Many years ago, when I was still a student, a friend of mine, Pete Moss, was using a relatively complex corkscrew to open a bottle of wine. The corkscrew broke as he used it to pull the cork from the bottle. Far from being annoyed by this, he was delighted. He explained that this was a cheap and poorly-made corkscrew, but a triumph for the engineer who designed it. He said that it was the goal of all engineers to have all the components of a machine that they design wear out simultaneously. In this case this had literally happened.

Moss was not an engineer, or even an engineering student, and neither am I. But I think that he was on to something in this remark. Certainly I think of his comments whenever I am put in that most difficult position of deciding whether to give the go-ahead for a replacement big end, or gearbox, or front suspension, or welding of sills, for a car of mine that has broken down or failed its MoT. I read somewhere that Henry Ford used to send out his engineers into local scrapyards to pick up expired Ford cars in order examine them to see if any component was not near to expiry. I have a feeling that early crankshafts tended to be 'over-engineered'.

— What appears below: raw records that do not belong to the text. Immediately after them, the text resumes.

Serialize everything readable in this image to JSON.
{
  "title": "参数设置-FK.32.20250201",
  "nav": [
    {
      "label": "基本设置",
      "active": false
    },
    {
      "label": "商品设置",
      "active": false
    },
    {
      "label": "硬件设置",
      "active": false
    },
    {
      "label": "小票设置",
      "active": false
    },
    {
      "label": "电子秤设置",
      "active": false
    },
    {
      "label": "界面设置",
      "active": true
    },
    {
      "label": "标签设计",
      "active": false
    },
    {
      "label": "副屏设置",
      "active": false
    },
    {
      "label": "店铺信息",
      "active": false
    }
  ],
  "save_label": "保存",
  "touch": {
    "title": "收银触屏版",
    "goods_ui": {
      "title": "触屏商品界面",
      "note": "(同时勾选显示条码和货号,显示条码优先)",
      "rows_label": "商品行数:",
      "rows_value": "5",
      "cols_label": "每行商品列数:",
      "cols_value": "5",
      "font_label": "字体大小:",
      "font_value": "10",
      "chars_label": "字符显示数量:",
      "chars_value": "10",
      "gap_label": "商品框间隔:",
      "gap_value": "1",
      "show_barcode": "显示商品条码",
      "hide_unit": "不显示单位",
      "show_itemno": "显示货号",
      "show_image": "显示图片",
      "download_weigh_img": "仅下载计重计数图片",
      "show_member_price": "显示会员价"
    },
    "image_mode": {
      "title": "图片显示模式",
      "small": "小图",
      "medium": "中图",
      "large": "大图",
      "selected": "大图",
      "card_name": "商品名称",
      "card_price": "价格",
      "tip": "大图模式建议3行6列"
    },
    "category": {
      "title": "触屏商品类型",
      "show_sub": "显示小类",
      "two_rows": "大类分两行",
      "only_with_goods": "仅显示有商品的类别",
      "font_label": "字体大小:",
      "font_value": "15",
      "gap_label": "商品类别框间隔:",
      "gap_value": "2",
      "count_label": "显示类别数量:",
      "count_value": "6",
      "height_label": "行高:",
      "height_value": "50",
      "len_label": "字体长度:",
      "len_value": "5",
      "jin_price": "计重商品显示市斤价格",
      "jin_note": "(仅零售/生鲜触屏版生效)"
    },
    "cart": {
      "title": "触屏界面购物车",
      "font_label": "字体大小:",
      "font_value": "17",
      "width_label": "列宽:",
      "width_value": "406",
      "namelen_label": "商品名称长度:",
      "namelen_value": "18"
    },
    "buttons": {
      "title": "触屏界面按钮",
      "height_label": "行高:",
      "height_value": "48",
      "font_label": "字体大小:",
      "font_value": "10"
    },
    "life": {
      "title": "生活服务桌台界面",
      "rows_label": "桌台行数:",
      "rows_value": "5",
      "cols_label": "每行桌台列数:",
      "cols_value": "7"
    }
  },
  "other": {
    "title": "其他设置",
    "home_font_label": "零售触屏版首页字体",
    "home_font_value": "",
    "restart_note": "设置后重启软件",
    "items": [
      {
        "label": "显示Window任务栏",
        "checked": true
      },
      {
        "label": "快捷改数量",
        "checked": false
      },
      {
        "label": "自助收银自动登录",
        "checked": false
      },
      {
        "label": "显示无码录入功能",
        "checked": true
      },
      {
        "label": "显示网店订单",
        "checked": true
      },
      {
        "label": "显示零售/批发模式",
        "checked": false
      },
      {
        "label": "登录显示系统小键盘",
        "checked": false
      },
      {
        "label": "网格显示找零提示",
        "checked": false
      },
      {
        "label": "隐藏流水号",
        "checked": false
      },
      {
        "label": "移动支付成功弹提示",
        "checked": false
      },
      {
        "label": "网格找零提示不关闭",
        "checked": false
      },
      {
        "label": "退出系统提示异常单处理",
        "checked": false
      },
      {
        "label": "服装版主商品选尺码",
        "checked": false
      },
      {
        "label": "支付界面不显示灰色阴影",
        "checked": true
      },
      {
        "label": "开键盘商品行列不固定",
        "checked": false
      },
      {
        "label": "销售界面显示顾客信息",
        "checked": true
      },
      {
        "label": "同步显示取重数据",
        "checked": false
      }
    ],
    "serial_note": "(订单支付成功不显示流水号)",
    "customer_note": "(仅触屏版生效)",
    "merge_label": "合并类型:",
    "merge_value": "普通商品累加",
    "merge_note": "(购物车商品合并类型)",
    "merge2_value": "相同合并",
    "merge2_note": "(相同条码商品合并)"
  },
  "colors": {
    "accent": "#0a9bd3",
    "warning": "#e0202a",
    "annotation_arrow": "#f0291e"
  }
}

Sadly, evolution has ensured that animal bodies, and specifically human bodies, are designed on good engineering principles. Although this is not done perfectly, it seems to me unlikely that current extrapolations of human life expectancy will prove to be correct. None of our major organs were designed to last for ever.

The more general lesson, for engineers, is that proportionate resources should be invested in the different elements of a product. The British Dreadnought battleships were designed with super-strength armour so they could withstand a hit from the biggest German guns. Unfortunately, the extra weight meant that they were sitting targets for lighter-armoured but well-armed enemy ships and were not at all the success that they Navy hoped for.